Briefly, my view is that this is really really rotten. Philosopher Michael Huemer explains this with a thought experiment: Imagine starving Marvin heads to the market looking for food. Marvin has little to trade. However, suppose there are people at the market willing to trade food for whatever Marvin has. Imagine that unless someone stops him, Marvin will successfully get to the market, make the trade, and eat. However, now imagine that you forcibly prevent Marvin from getting to the market. You post guards to keep him out. The guards continually capture Marvin and turn him away. Marvin can’t barter for food. He starves and dies.

In this situation, Huemer says, you have done something morally comparable to killing Marvin. His blood is on your hands.

In another version of the story, imagine Marvin is not starving, but is instead desperately poor. Imagine that if Marvin makes it to the market, he will make some trades and instantly become ten times richer. Imagine Marvin will be able to send large amounts of money back to his poor village to feed his entire extended family. However, again, you post guards, who turn Marvin away. In this case, you force Marvin to stay poor. It was not your fault Marvin was poor to begin with, but it is your fault he remains poor.

In these thought experiments, you do not simply fail to help Marvin. That is, you are not doing something equivalent to walking by a beggar without donating spare change. Instead, you actively hurt Marvin by using violence to prevent him from making a trade with a willing partner. It is as if you saw someone else offering a beggar $5 to wash a car window, but you scared the beggar and the driver away with your gun.

Immigration restrictions are morally equivalent to keeping Marvin from the market in the thought experiments above. Some people in rich countries want to hire poor foreigners. The foreigners want the jobs. These jobs make the difference between life and death or prosperity and poverty. Immigrants to the United States usually see their income rise by an order of magnitude or more—they go from desperately poor to relatively wealthy almost overnight. But the United States and other countries post armed sentries around their markets. They use violence to stop foreigners from making life-saving or life-changing trades with willing partners. This is morally equivalent to killing the foreigners or forcing them to stay poor.

What could possibly justify this? I won’t rehearse Rawls’s Law of Peoples here, because I suspect Tomasi does not accept this piece of Rawlsianism. One virtue of Tomasi’s theory is that it might be in a better position than Rawls’s to say the right thing here. But I’d like to hear more from him.


[i] Rawls, Law of Peoples, 39, footnote 38.

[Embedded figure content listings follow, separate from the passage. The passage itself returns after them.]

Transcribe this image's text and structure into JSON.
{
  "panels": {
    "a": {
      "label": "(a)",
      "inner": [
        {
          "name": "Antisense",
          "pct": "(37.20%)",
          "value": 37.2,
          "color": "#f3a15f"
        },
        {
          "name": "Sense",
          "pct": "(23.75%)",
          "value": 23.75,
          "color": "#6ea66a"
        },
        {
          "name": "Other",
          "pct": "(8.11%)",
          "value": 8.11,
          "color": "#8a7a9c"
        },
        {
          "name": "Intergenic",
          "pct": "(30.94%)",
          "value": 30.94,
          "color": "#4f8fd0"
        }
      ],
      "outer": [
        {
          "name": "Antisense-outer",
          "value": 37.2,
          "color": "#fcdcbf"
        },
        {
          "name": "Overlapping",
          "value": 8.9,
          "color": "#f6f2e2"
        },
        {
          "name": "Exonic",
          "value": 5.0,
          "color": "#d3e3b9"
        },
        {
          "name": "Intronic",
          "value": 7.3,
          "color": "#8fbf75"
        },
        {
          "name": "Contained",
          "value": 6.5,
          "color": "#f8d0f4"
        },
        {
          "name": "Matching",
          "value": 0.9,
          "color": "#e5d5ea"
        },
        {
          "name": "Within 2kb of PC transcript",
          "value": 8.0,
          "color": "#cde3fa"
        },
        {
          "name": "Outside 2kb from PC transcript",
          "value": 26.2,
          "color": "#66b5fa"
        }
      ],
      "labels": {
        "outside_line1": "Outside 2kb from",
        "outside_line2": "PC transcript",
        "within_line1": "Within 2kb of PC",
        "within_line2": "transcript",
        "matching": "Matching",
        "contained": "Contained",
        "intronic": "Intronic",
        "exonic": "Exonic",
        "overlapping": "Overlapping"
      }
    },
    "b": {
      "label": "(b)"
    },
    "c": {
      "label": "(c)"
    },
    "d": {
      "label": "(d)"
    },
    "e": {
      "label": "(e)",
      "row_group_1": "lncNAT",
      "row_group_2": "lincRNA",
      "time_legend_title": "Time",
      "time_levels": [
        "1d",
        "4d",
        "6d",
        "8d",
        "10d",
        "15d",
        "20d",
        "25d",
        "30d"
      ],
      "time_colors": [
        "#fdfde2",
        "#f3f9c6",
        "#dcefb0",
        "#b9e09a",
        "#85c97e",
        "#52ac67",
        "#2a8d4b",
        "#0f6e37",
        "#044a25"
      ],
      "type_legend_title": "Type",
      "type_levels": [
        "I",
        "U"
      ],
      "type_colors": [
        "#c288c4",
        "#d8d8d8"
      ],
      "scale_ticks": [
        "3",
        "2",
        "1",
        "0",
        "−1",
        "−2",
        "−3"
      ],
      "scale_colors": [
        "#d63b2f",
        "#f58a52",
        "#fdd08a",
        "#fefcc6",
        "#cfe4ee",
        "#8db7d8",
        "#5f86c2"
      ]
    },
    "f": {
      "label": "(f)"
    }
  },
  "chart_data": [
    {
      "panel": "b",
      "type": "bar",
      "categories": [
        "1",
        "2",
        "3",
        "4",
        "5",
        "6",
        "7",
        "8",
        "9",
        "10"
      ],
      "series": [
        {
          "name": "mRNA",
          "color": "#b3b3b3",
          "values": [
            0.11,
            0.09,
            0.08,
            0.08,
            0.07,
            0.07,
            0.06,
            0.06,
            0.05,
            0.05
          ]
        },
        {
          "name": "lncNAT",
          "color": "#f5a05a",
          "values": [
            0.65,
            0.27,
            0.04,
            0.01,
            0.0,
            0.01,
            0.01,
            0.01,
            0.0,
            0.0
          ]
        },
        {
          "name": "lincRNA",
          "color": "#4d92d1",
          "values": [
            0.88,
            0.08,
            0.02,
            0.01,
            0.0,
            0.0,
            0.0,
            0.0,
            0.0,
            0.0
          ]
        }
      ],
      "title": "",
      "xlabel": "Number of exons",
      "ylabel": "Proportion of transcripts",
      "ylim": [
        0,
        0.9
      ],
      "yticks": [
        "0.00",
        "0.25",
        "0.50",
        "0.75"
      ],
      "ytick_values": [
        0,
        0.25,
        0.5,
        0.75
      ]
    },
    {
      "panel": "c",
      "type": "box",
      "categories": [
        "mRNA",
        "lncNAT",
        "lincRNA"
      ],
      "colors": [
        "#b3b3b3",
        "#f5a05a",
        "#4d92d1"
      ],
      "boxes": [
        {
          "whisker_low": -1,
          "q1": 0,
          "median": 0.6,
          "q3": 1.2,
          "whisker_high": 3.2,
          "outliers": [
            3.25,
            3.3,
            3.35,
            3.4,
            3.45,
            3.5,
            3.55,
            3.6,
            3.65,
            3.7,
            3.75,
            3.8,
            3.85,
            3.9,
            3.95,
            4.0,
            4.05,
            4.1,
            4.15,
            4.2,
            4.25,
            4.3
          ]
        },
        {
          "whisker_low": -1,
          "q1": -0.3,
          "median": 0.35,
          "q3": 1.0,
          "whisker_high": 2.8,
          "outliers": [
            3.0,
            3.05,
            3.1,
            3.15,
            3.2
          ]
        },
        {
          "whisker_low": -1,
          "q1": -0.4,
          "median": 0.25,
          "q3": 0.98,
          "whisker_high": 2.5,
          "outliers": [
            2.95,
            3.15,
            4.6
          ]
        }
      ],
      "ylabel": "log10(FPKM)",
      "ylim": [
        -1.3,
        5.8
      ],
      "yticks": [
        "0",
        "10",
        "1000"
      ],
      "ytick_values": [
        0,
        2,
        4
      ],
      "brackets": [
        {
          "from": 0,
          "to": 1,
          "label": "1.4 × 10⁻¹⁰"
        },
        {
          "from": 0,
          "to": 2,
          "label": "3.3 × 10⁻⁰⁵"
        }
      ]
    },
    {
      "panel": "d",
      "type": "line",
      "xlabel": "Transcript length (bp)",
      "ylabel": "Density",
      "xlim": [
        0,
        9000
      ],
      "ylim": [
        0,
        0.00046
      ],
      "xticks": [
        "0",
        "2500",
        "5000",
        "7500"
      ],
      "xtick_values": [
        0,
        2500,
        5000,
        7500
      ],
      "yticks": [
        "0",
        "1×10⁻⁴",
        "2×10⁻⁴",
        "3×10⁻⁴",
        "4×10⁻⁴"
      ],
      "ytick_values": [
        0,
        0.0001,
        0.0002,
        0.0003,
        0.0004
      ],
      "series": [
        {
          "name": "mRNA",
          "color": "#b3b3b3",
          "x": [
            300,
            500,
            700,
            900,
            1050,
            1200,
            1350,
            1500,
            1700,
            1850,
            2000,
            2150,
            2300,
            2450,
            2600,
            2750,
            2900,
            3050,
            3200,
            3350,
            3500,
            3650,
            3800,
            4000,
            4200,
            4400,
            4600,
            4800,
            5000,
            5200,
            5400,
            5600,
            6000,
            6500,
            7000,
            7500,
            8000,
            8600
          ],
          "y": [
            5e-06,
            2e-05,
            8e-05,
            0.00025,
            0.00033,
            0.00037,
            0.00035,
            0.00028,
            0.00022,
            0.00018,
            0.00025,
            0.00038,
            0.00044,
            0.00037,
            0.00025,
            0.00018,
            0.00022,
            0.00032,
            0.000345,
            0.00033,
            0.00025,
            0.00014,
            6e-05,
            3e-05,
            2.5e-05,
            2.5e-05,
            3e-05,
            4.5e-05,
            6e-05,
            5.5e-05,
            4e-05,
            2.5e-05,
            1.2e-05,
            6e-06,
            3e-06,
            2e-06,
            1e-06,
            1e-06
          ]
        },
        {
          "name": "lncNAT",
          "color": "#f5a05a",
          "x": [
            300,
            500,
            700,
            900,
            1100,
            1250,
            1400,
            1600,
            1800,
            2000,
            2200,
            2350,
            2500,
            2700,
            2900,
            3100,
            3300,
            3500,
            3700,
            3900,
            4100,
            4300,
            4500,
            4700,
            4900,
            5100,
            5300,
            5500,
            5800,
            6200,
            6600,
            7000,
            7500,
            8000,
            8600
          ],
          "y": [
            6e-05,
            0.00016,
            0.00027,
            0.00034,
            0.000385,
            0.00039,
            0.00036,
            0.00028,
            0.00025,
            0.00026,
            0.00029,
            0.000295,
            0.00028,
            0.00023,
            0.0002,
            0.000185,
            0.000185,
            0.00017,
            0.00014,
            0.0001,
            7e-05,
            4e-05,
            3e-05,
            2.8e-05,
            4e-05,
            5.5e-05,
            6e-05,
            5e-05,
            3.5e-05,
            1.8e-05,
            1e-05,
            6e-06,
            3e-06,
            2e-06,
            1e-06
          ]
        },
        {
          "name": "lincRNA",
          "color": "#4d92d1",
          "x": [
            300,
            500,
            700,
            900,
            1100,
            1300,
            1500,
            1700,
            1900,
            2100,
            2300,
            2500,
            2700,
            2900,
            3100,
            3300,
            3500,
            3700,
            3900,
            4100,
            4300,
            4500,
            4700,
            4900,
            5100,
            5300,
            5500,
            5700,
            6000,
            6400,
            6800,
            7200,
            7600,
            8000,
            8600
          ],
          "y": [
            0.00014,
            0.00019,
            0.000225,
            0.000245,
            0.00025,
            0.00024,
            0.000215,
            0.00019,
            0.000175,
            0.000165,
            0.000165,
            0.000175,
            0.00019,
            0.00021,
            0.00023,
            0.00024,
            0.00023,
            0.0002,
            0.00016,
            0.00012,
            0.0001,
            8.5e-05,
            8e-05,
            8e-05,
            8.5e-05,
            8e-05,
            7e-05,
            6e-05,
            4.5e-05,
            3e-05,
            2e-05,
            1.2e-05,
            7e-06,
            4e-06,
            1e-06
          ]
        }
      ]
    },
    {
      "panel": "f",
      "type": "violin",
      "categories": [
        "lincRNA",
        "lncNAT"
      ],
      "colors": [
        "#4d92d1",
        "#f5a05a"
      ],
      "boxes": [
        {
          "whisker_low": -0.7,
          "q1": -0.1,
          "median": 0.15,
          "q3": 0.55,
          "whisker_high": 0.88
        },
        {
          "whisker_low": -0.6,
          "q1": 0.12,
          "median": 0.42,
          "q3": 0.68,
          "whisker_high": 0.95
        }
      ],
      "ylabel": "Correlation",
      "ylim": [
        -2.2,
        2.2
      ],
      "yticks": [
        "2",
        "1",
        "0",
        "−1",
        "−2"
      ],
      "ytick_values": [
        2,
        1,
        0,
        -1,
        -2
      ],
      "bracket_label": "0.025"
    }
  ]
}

[ii] See the review by Michael Clemens, “Economics and Immigration: Trillion-Dollar Bills on the Sidewalk?” Journal of Economic Perspectives 25 (2011): 83-106.

[iii] E.g., Rachel Friedberg and Jennifer Hunt, “The Impact of Immigrants on Host Country Wages, Employment, and Growth,” Journal of Economic Perspectives.

 

[iv] Robert Samson; Kristen Butcher and Anne Piehl; Bianchi, Buonanno, and Pinotti…

[v] Tomasi may recall Freeman saying just this during his book workshop at Brown.

 


[i] Schmidtz, Elements of Justice.

[ii] In fact, segregation is deeply inefficient. See Jennifer Roback, Gary Becker, etc.

[iii] It’s not clear to me that even orthodox libertarians have to oppose regulation in principle. It might be that in the real world, there’s no property-based or Coasian solution to air pollution. But air pollution is a harm.